The bill was referred to Ways and Means on Thursday, but won’t see any more action until this week.
Gutierrez-Kenney, a former House member and advocate for farm worker legislation who lived in the Tri-Cities for 21 years, said the bill will provide workers with safer working conditions, increase their productivity and improve safety records for employers.
“Sometimes we don’t look at the value of the farm workers in this state and what they extend to the health and economic status of this state,” she said.
More training is important not just for safety, she said, but for keeping up with advancements in technology.
That’s something that Mike Gempler, executive director of the Washington Growers League, agrees with.
Gempler told the committee that thousands of agricultural employees have some experience, but no formal training.
Employers want to hire workers they can trust to work alone, perform field maintenance and protect themselves and their equipment, he said.
“Employers want employees who’ve been trained on techniques to safely handle equipment on hills and ditches in less-than-ideal conditions,” said Gempler, who added that the program can help prevent tragic accidents while operating farm equipment.
Rep. Bruce Chandler, R-Granger, the bill’s primary sponsor, hopes the program will provide workers the skills they need, not only to retain their jobs, but to turn those jobs into careers, he said.
Difficulty in communication is another challenge. Marfin, a lifelong farmworker who traveled to Olympia from Granger, spoke to the committee through a translator.
Many farmworkers cannot read or speak English, and can’t read safety signs for pesticides or water and electrical hazards, she said.
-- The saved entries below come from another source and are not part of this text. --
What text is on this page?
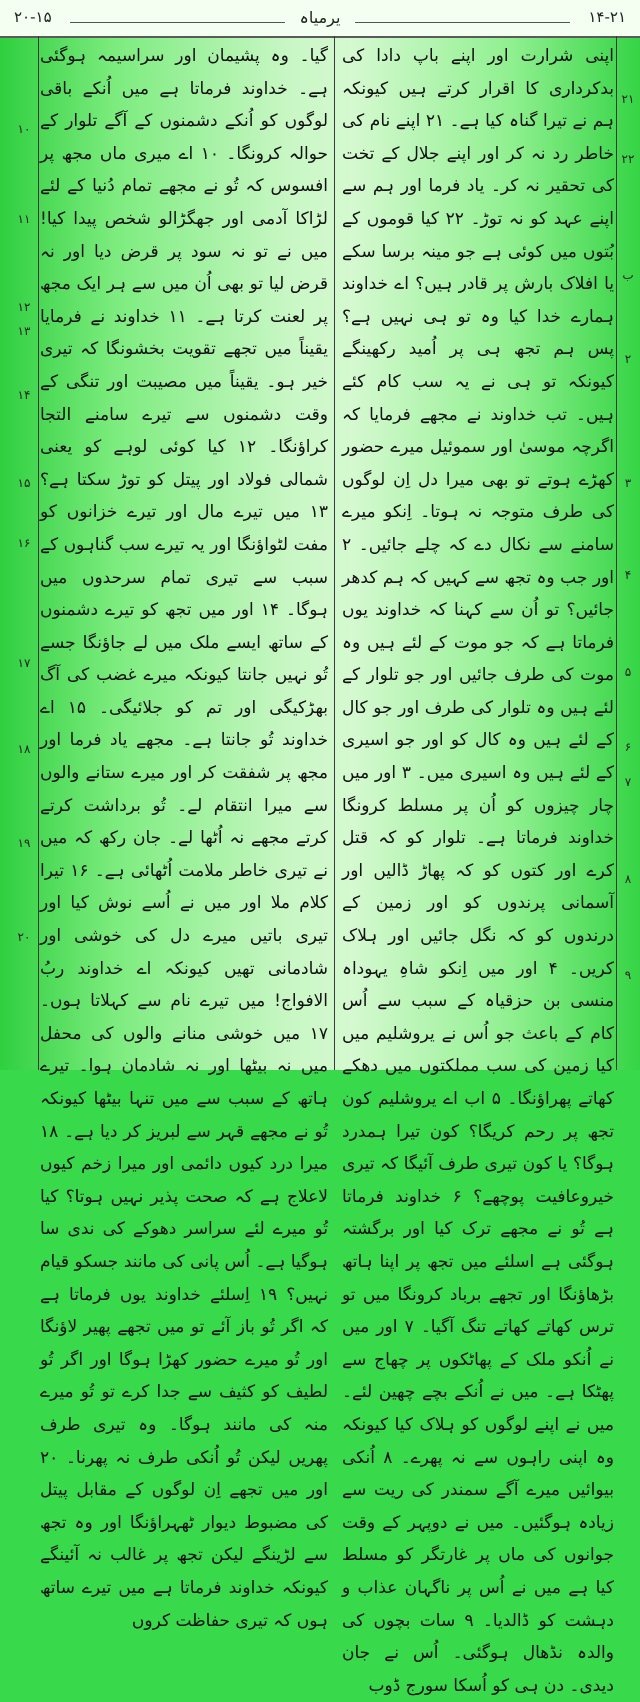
۲۰-۱۵	یرمیاہ	۱۴-۲۱

اپنی شرارت اور اپنے باپ دادا کی بدکرداری کا اقرار کرتے ہیں کیونکہ ہم نے تیرا گناہ کیا ہے۔ ۲۱ اپنے نام کی خاطر رد نہ کر اور اپنے جلال کے تخت کی تحقیر نہ کر۔ یاد فرما اور ہم سے اپنے عہد کو نہ توڑ۔ ۲۲ کیا قوموں کے بُتوں میں کوئی ہے جو مینہ برسا سکے یا افلاک بارش پر قادر ہیں؟ اے خداوند ہمارے خدا کیا وہ تو ہی نہیں ہے؟ پس ہم تجھ ہی پر اُمید رکھینگے کیونکہ تو ہی نے یہ سب کام کئے ہیں۔ تب خداوند نے مجھے فرمایا کہ اگرچہ موسیٰ اور سموئیل میرے حضور کھڑے ہوتے تو بھی میرا دل اِن لوگوں کی طرف متوجہ نہ ہوتا۔ اِنکو میرے سامنے سے نکال دے کہ چلے جائیں۔ ۲ اور جب وہ تجھ سے کہیں کہ ہم کدھر جائیں؟ تو اُن سے کہنا کہ خداوند یوں فرماتا ہے کہ جو موت کے لئے ہیں وہ موت کی طرف جائیں اور جو تلوار کے لئے ہیں وہ تلوار کی طرف اور جو کال کے لئے ہیں وہ کال کو اور جو اسیری کے لئے ہیں وہ اسیری میں۔ ۳ اور میں چار چیزوں کو اُن پر مسلط کرونگا خداوند فرماتا ہے۔ تلوار کو کہ قتل کرے اور کتوں کو کہ پھاڑ ڈالیں اور آسمانی پرندوں کو اور زمین کے درندوں کو کہ نگل جائیں اور ہلاک کریں۔ ۴ اور میں اِنکو شاہِ یہوداہ منسی بن حزقیاہ کے سبب سے اُس کام کے باعث جو اُس نے یروشلیم میں کیا زمین کی سب مملکتوں میں دھکے کھاتے پھراؤنگا۔ ۵ اب اے یروشلیم کون تجھ پر رحم کریگا؟ کون تیرا ہمدرد ہوگا؟ یا کون تیری طرف آئیگا کہ تیری خیروعافیت پوچھے؟ ۶ خداوند فرماتا ہے تُو نے مجھے ترک کیا اور برگشتہ ہوگئی ہے اسلئے میں تجھ پر اپنا ہاتھ بڑھاؤنگا اور تجھے برباد کرونگا میں تو ترس کھاتے کھاتے تنگ آگیا۔ ۷ اور میں نے اُنکو ملک کے پھاٹکوں پر چھاج سے پھٹکا ہے۔ میں نے اُنکے بچے چھین لئے۔ میں نے اپنے لوگوں کو ہلاک کیا کیونکہ وہ اپنی راہوں سے نہ پھرے۔ ۸ اُنکی بیوائیں میرے آگے سمندر کی ریت سے زیادہ ہوگئیں۔ میں نے دوپہر کے وقت جوانوں کی ماں پر غارتگر کو مسلط کیا ہے میں نے اُس پر ناگہان عذاب و دہشت کو ڈالدیا۔ ۹ سات بچوں کی والدہ نڈھال ہوگئی۔ اُس نے جان دیدی۔ دن ہی کو اُسکا سورج ڈوب

گیا۔ وہ پشیمان اور سراسیمہ ہوگئی ہے۔ خداوند فرماتا ہے میں اُنکے باقی لوگوں کو اُنکے دشمنوں کے آگے تلوار کے حوالہ کرونگا۔ ۱۰ اے میری ماں مجھ پر افسوس کہ تُو نے مجھے تمام دُنیا کے لئے لڑاکا آدمی اور جھگڑالو شخص پیدا کیا! میں نے تو نہ سود پر قرض دیا اور نہ قرض لیا تو بھی اُن میں سے ہر ایک مجھ پر لعنت کرتا ہے۔ ۱۱ خداوند نے فرمایا یقیناً میں تجھے تقویت بخشونگا کہ تیری خیر ہو۔ یقیناً میں مصیبت اور تنگی کے وقت دشمنوں سے تیرے سامنے التجا کراؤنگا۔ ۱۲ کیا کوئی لوہے کو یعنی شمالی فولاد اور پیتل کو توڑ سکتا ہے؟ ۱۳ میں تیرے مال اور تیرے خزانوں کو مفت لٹواؤنگا اور یہ تیرے سب گناہوں کے سبب سے تیری تمام سرحدوں میں ہوگا۔ ۱۴ اور میں تجھ کو تیرے دشمنوں کے ساتھ ایسے ملک میں لے جاؤنگا جسے تُو نہیں جانتا کیونکہ میرے غضب کی آگ بھڑکیگی اور تم کو جلائیگی۔ ۱۵ اے خداوند تُو جانتا ہے۔ مجھے یاد فرما اور مجھ پر شفقت کر اور میرے ستانے والوں سے میرا انتقام لے۔ تُو برداشت کرتے کرتے مجھے نہ اُٹھا لے۔ جان رکھ کہ میں نے تیری خاطر ملامت اُٹھائی ہے۔ ۱۶ تیرا کلام ملا اور میں نے اُسے نوش کیا اور تیری باتیں میرے دل کی خوشی اور شادمانی تھیں کیونکہ اے خداوند ربُ الافواج! میں تیرے نام سے کہلاتا ہوں۔ ۱۷ میں خوشی منانے والوں کی محفل میں نہ بیٹھا اور نہ شادمان ہوا۔ تیرے ہاتھ کے سبب سے میں تنہا بیٹھا کیونکہ تُو نے مجھے قہر سے لبریز کر دیا ہے۔ ۱۸ میرا درد کیوں دائمی اور میرا زخم کیوں لاعلاج ہے کہ صحت پذیر نہیں ہوتا؟ کیا تُو میرے لئے سراسر دھوکے کی ندی سا ہوگیا ہے۔ اُس پانی کی مانند جسکو قیام نہیں؟ ۱۹ اِسلئے خداوند یوں فرماتا ہے کہ اگر تُو باز آئے تو میں تجھے پھیر لاؤنگا اور تُو میرے حضور کھڑا ہوگا اور اگر تُو لطیف کو کثیف سے جدا کرے تو تُو میرے منہ کی مانند ہوگا۔ وہ تیری طرف پھریں لیکن تُو اُنکی طرف نہ پھرنا۔ ۲۰ اور میں تجھے اِن لوگوں کے مقابل پیتل کی مضبوط دیوار ٹھہراؤنگا اور وہ تجھ سے لڑینگے لیکن تجھ پر غالب نہ آئینگے کیونکہ خداوند فرماتا ہے میں تیرے ساتھ ہوں کہ تیری حفاظت کروں

۲۱
۲۲
ب
۲
۳
۴
۵
۶
۷
۸
۹
۱۰
۱۱
۱۲
۱۳
۱۴
۱۵
۱۶
۱۷
۱۸
۱۹
۲۰
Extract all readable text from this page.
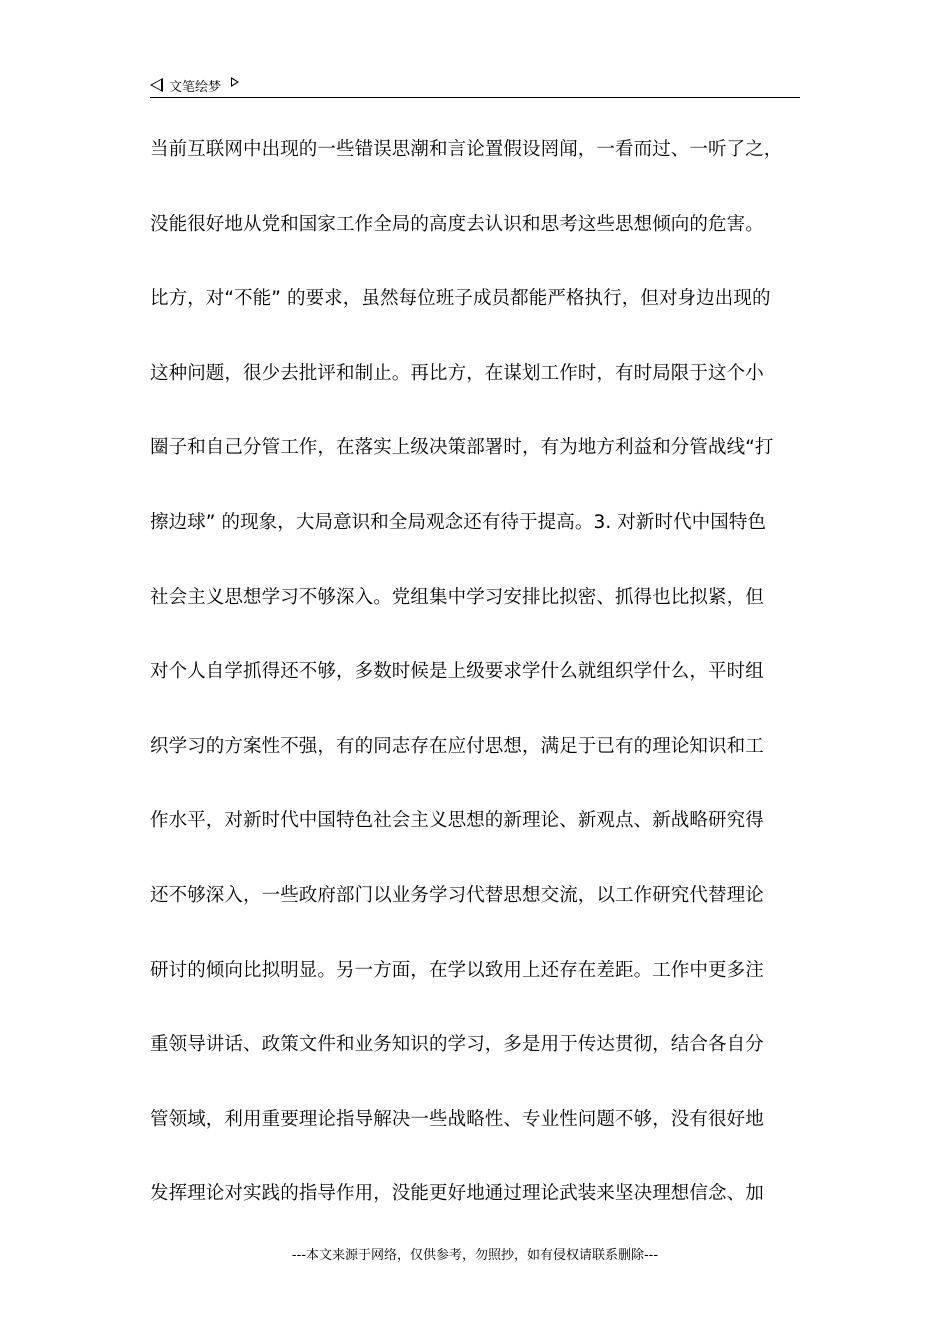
文笔绘梦
当前互联网中出现的一些错误思潮和言论置假设罔闻，一看而过、一听了之，
没能很好地从党和国家工作全局的高度去认识和思考这些思想倾向的危害。
比方，对“不能” 的要求，虽然每位班子成员都能严格执行，但对身边出现的
这种问题，很少去批评和制止。再比方，在谋划工作时，有时局限于这个小
圈子和自己分管工作，在落实上级决策部署时，有为地方利益和分管战线“打
擦边球” 的现象，大局意识和全局观念还有待于提高。3. 对新时代中国特色
社会主义思想学习不够深入。党组集中学习安排比拟密、抓得也比拟紧，但
对个人自学抓得还不够，多数时候是上级要求学什么就组织学什么，平时组
织学习的方案性不强，有的同志存在应付思想，满足于已有的理论知识和工
作水平，对新时代中国特色社会主义思想的新理论、新观点、新战略研究得
还不够深入，一些政府部门以业务学习代替思想交流，以工作研究代替理论
研讨的倾向比拟明显。另一方面，在学以致用上还存在差距。工作中更多注
重领导讲话、政策文件和业务知识的学习，多是用于传达贯彻，结合各自分
管领域，利用重要理论指导解决一些战略性、专业性问题不够，没有很好地
发挥理论对实践的指导作用，没能更好地通过理论武装来坚决理想信念、加
---本文来源于网络，仅供参考，勿照抄，如有侵权请联系删除---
Marfin’s translator, Gilberto Alaniz, is director of special projects for Sea Mar Community Health Centers. He told the Herald that some farmworkers drink and even bathe in irrigation water because they don’t have other available water sources and don’t understand pesticide dangers.
English classes for workers, as well as Spanish classes for managers and supervisors, would help alleviate communication problems, Alaniz said.
The program, called the Agricultural Labor Skills and Safety Grant Program, would be administered by the state Department of Commerce.
The department would award up to $750,000 per year to one grant recipient with a community-based organization.
That recipient would work with agricultural employee and employer organizations to carry out the program’s goals.